A series of stern-looking portraits glared down at him from the walls. Like magicians, they were dressed in dark capes and had sharp, pointy beards. Elaborate ruffs, like squashed chrysanthemums, burst from their collars. The older men had jaded eyes and tortoise-like skin, but there were also a few pale-faced boys like himself. He glanced at their nameplates: Thomas Sternhold (1587–1608); Jeremiah Wood (1534–1609); Isaac Wilkes (1616–37); Lucius St. Boniface de la Croix (1599–1666). Each man was holding a small book and pointing to a relevant passage with a forefinger, as though reminding future generations to remain studious and well-behaved.

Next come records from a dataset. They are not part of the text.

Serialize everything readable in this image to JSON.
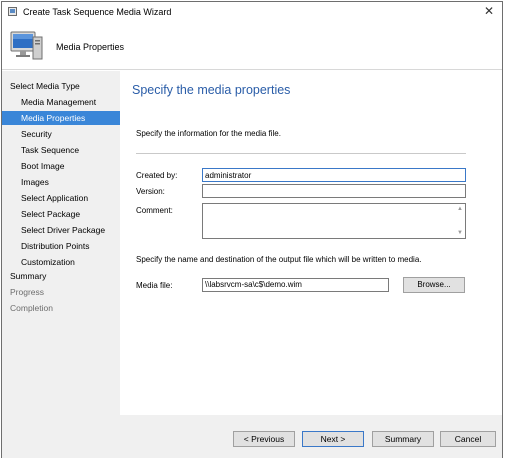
{
  "window": {
    "title": "Create Task Sequence Media Wizard",
    "close_glyph": "✕"
  },
  "header": {
    "title": "Media Properties",
    "icon": "computer-icon"
  },
  "nav": {
    "items": [
      {
        "label": "Select Media Type",
        "level": "top",
        "state": "normal"
      },
      {
        "label": "Media Management",
        "level": "sub",
        "state": "normal"
      },
      {
        "label": "Media Properties",
        "level": "sub",
        "state": "active"
      },
      {
        "label": "Security",
        "level": "sub",
        "state": "normal"
      },
      {
        "label": "Task Sequence",
        "level": "sub",
        "state": "normal"
      },
      {
        "label": "Boot Image",
        "level": "sub",
        "state": "normal"
      },
      {
        "label": "Images",
        "level": "sub",
        "state": "normal"
      },
      {
        "label": "Select Application",
        "level": "sub",
        "state": "normal"
      },
      {
        "label": "Select Package",
        "level": "sub",
        "state": "normal"
      },
      {
        "label": "Select Driver Package",
        "level": "sub",
        "state": "normal"
      },
      {
        "label": "Distribution Points",
        "level": "sub",
        "state": "normal"
      },
      {
        "label": "Customization",
        "level": "sub",
        "state": "normal"
      },
      {
        "label": "Summary",
        "level": "top",
        "state": "normal"
      },
      {
        "label": "Progress",
        "level": "top",
        "state": "disabled"
      },
      {
        "label": "Completion",
        "level": "top",
        "state": "disabled"
      }
    ]
  },
  "content": {
    "page_title": "Specify the media properties",
    "instruction": "Specify the information for the media file.",
    "created_by": {
      "label": "Created by:",
      "value": "administrator"
    },
    "version": {
      "label": "Version:",
      "value": ""
    },
    "comment": {
      "label": "Comment:",
      "value": ""
    },
    "output_instruction": "Specify the name and destination of the output file which will be written to media.",
    "media_file": {
      "label": "Media file:",
      "value": "\\\\labsrvcm-sa\\c$\\demo.wim"
    },
    "browse_label": "Browse..."
  },
  "footer": {
    "previous_label": "< Previous",
    "next_label": "Next >",
    "summary_label": "Summary",
    "cancel_label": "Cancel"
  },
  "colors": {
    "accent": "#3a86d8",
    "title_blue": "#2a5da8",
    "nav_bg": "#f0f0f0"
  }
}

Blake disregarded their frowns of disapproval and continued running his fingers along the books, rapping the spines with the back of his knuckles.
All of a sudden, he stopped.
One of the volumes had struck him back! Like a cat, it had taken a playful swipe at his fingers and ducked back into hiding. He whisked his hand away, as though stung.
He looked at his fingers, but couldn’t see anything unusual. They were smeared with dust, but there was no obvious mark or injury on his skin. Then he looked at the books to see which one had leaped out at him, but they all seemed pretty ordinary, too. Just row upon row of crumbly old volumes, like toy soldiers in leather uniforms standing to attention—except that one of them had tried to force its way into his hand.